What Is the Face Negotiation Theory Based On?

Stella Ting-Toomey’s face negotiation theory is based on two concepts of Chinese conception. People are considered to have two specific faces and these are called “mien-tzu” and “lien.” Mien-tzu is an external face, one that is social in nature, and involves authority, power, and influence. Lien is an internal face, one that is focused on morality, and deals with honor, integrity, or even shame.

There is also an expansion of thinking from Erving Goffman, who Westernized the Chinese concepts to include other cultural points of emphasis. Stephen Levinson and Penelope Brown also suggest that politeness is a universal concern that can be shown through face recognition.

Ting-Toomey then expanded upon these concepts based on a person’s own claimed sense of relationships and personal networks. The goal is for each person to create the best possible self-image, but through “facework,” how a person thinks or feels can be communicated through their own self-face that they enact.

What Are the Assumptions of Face Negotiation Theory?

Since 1988, there have been several evolutions within the assumptions that face negotiation theory must make. In the current revision, which was created in 2005, there are 7 specific assumptions that are made, resulting in 24 eventual propositions.

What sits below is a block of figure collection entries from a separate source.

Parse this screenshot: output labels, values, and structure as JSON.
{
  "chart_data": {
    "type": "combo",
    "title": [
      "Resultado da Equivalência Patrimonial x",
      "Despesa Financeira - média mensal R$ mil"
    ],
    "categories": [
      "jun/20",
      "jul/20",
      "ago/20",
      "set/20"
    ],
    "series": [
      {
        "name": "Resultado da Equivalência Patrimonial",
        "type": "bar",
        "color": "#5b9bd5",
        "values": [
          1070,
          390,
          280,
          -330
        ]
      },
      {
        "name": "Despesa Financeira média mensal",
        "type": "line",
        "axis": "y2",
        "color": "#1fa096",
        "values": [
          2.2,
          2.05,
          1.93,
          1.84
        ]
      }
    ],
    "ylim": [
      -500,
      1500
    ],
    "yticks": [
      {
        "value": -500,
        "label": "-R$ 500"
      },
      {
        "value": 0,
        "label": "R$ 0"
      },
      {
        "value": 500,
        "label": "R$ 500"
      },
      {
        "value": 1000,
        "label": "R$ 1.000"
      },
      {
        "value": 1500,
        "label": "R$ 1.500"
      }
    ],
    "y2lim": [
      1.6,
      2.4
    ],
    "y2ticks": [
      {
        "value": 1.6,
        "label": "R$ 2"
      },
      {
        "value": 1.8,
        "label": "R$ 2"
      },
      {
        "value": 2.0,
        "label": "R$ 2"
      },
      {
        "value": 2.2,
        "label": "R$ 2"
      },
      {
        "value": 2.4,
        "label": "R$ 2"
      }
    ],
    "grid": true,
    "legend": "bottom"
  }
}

Here is a look at those assumptions.

1. Communication is based on maintaining a negotiating face in every human culture.
2. Facial communication can become problematic when an identity is questioned.
3. Face management is shaped by multiple cultural differences that may include small vs large group settings or individualized negotiations vs collective negotiations.
4. Cultures that place an emphasis on the individual over the collective tend to prefer self-orientation.
5. Small-power cultures place an emphasis on equality, while large-power cultures prefer an emphasis on the chain-of-command.
6. Cultural variances, individual experiences, relationships, and situational elements can all influence behavior.
7. Competence is a form of communication in all cultures because it is a culmination of mindfulness and knowledge.

These assumptions are then placed into “core taxonomies” that help to create the framework of facial communication themes. There are 5 total themes that are part of the 2005 update to the face negotiation theory.

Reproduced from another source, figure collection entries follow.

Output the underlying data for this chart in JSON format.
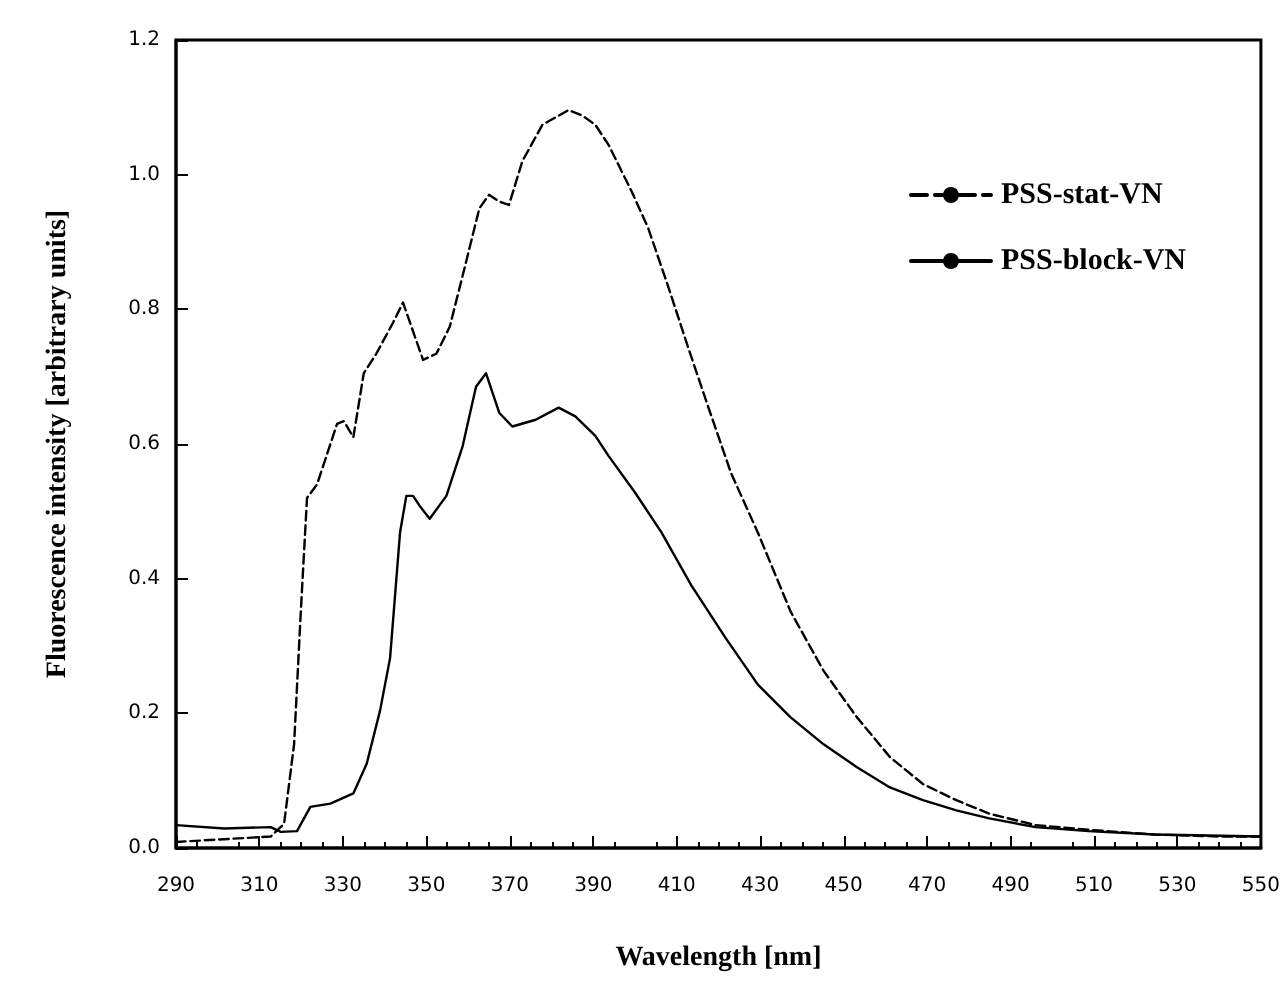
{
  "chart_data": {
    "type": "line",
    "xlabel": "Wavelength [nm]",
    "ylabel": "Fluorescence intensity [arbitrary units]",
    "xlim": [
      290,
      550
    ],
    "xticks": [
      290,
      310,
      330,
      350,
      370,
      390,
      410,
      430,
      450,
      470,
      490,
      510,
      530,
      550
    ],
    "ylim": [
      0,
      1.2
    ],
    "yticks": [
      {
        "value": 0,
        "label": "0.0"
      },
      0.2,
      0.4,
      0.6,
      0.8,
      {
        "value": 1,
        "label": "1.0"
      },
      1.2
    ],
    "grid": false,
    "legend": "top right",
    "marker": "none",
    "series": [
      {
        "name": "PSS-stat-VN",
        "color": "#000000",
        "line_style": "dashed",
        "x": [
          290,
          312.7,
          315.9,
          318.3,
          319.9,
          321.4,
          323.8,
          328.6,
          330.2,
          332.5,
          335,
          338,
          342,
          344.4,
          349.2,
          352.4,
          355.6,
          359.5,
          362.7,
          365,
          367.5,
          369.8,
          373,
          377.8,
          384.1,
          387.3,
          390.5,
          393.7,
          399.2,
          403.2,
          408,
          412.7,
          417.5,
          423,
          429.4,
          437.3,
          445.2,
          453.2,
          461.1,
          469,
          477,
          484.9,
          496,
          508.7,
          524.6,
          540.5,
          550
        ],
        "values": [
          0.009,
          0.017,
          0.036,
          0.154,
          0.35,
          0.52,
          0.54,
          0.63,
          0.634,
          0.61,
          0.705,
          0.734,
          0.78,
          0.81,
          0.725,
          0.734,
          0.774,
          0.87,
          0.95,
          0.97,
          0.96,
          0.955,
          1.02,
          1.074,
          1.096,
          1.088,
          1.074,
          1.044,
          0.975,
          0.92,
          0.833,
          0.744,
          0.656,
          0.557,
          0.469,
          0.351,
          0.263,
          0.194,
          0.135,
          0.095,
          0.071,
          0.051,
          0.034,
          0.027,
          0.02,
          0.017,
          0.017
        ]
      },
      {
        "name": "PSS-block-VN",
        "color": "#000000",
        "line_style": "solid",
        "x": [
          290,
          301.6,
          312.7,
          315.1,
          319,
          322.2,
          327,
          332.5,
          335.7,
          338.9,
          341.3,
          343.7,
          345.2,
          346.8,
          348.4,
          350.8,
          354.8,
          358.7,
          361.9,
          364.3,
          367.5,
          370.6,
          376.2,
          381.7,
          385.7,
          390.5,
          393.7,
          400,
          406.3,
          413.5,
          421.7,
          429.4,
          437.3,
          445.2,
          453.2,
          461.1,
          469,
          477,
          484.9,
          496,
          508.7,
          524.6,
          550
        ],
        "values": [
          0.034,
          0.029,
          0.031,
          0.024,
          0.025,
          0.061,
          0.066,
          0.081,
          0.125,
          0.204,
          0.282,
          0.469,
          0.523,
          0.523,
          0.508,
          0.489,
          0.523,
          0.597,
          0.685,
          0.705,
          0.646,
          0.626,
          0.636,
          0.654,
          0.641,
          0.612,
          0.582,
          0.528,
          0.469,
          0.39,
          0.312,
          0.243,
          0.194,
          0.154,
          0.12,
          0.09,
          0.071,
          0.056,
          0.044,
          0.031,
          0.025,
          0.02,
          0.017
        ]
      }
    ]
  }
}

  • Orientation. This refers to the actual concerns that are being experienced by the individual.
  • Movement. This theme addresses how an individual actually moves their face when they are encountering a specific incident.
  • Interaction. Once a cue has been received and processed, an individual begins to determine how their facial communication will be perceived by others.
  • Conflict. Each person who looks at the facial communication of others will be evaluating what is being seen to determine if they feel a personal challenge is being initiated.
  • Content. This is the actual message that is being offered to others in a non-verbal way.

What Are the Applications of Face Negotiation Theory?

The primary application for face negotiation theory is to resolve intercultural conflicts that may occurs. These may be personal or professional conflicts and are based on the idea that there is a desire to be mindful of the needs of others.

It can also be applied in sales practices, allowing individuals to determine by brief facial expressions where a proposal is being considered in a positive or a negative way.

Any other opportunity where non-verbal communication can be beneficial in some way can benefit from Ting-Toomey’s face negotiation theory.

Are There Concerns About Face Negotiation Theory?

Although Stella Ting-Toomey’s face negotiation theory aims to prevent conflicts by understanding certain emotions and reactions that are global in nature, interpreting results that are observed can have cultural influences. What may be a negative reaction to one culture could be considered a positive reaction in another culture as well.

There may also be varying levels of emphasis on the self-face aspect of this theory. Some may have no need to emphasize their self-face, while others may over-emphasize it.

This theory offers us an opportunity to explore more of our non-verbal communication with each other across cultures and ethnic divides. It shows us that even though we may be different, in some ways, we are still very much the same.